On July 11th this year I was in Eastern Crete. In the morning Elisa and I went to Agios Nikolaos to visit Vera Klontza-Jaklova and her team doing preparation work on the finds from Priniatikos Pyrgos. As always, it was instructing to see material from other research projects and discussing about ceramic finds with the actual thing in your hand is just so much better. Then we headed towards Priniatikos Pyrgos the site, that sits nicely between two sandy beaches just a few kilometers east from Agios Nikolaos. Swimming in the Aegean is one of the many privileges we have as “adoptive citizens” of Crete. After lunch we slowly moved to Mochlos, a Minoan settlement that is partly built on a very small isle, 100 meters away from the coast. There’s a small boat that will bring you on the isle ‒ and pick you up when, after visiting the archaeological site, you ring the bell of the chapel built on the shore. The best part is sitting at one of the bars on the main shore, drinking a φραπέ and looking to those busy Minoans across the minuscule stretch of water.
The title of this post has nothing to do with the waters of the Mediterranean, nor underwater archaeology for that matter, but rather with the reflections I have been making in the days before going to Agios Nikolaos, Priniatikos Pyrgos and Mochlos. On Sunday I had the privilege of being interviewed by Let’s Dig Again about my experience as an Italian archaeologist abroad. During the live broadcast, Cioschi suggested that some of what I said about being careful not to drown in Mediterranean archaeology could be good material for this very post. And here I am, one week later, still with the same motto: do not drown.
It’s not just the sheer size of the storage buildings filled with hundreds of thousands of finds even for single archaeological sites (millions and millions if taken all together), the unmanageable amount of published and unpublished literature even when restricted to small geographical regions and specific chronological periods, the ever increasing difficulties and costs of fieldwork for Mediterranean archaeology. That would be enough to have an headache and give up for good. Rather, I am increasingly worried about the heavy burden of tradition, both “old” and “new”, so to speak.
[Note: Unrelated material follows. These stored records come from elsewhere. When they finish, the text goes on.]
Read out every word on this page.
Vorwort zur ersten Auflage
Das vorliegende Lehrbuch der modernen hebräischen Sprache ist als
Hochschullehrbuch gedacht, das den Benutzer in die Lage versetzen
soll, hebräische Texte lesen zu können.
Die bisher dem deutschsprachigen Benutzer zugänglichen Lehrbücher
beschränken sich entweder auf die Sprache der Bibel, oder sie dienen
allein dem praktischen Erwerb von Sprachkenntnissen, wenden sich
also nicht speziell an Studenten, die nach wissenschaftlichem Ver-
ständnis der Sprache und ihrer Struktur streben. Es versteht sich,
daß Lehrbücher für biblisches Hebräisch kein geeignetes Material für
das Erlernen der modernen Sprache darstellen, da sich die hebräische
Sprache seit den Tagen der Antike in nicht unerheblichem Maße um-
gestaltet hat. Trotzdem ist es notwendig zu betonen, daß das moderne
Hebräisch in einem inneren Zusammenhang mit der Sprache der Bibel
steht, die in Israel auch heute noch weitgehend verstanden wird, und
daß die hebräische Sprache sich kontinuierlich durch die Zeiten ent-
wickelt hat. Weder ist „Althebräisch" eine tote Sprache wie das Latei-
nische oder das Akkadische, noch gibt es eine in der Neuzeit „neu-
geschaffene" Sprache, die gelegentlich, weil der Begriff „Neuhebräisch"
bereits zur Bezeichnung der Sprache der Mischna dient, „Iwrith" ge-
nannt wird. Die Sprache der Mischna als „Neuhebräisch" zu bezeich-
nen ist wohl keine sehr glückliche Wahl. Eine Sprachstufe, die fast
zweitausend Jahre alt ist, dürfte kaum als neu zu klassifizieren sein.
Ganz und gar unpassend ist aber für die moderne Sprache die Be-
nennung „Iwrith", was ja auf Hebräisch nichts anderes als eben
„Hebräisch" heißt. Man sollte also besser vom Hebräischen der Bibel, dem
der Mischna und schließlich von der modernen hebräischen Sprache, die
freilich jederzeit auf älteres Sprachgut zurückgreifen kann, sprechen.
The excavation site of the Byzantine Quarter in Gortyna is only meters away from the 1904-excavated temple of Apollo Pythios, for which we have detailed diaries of Federico Halbherr, the founding father of Italian archaeology in the Mediterranean ‒ and that’s roughly 110 years of studies that seem to stand against you, with the epigraphy and monumental archaeology en vogue until the mid-20th century and then the gradual explosion of modern positivist Mediterranean archaeology with all our stratigraphy and chronotypology and political-historical framework and Roman empire and that. I only study a subset of this, a slice from a bigger cake really: ceramic finds.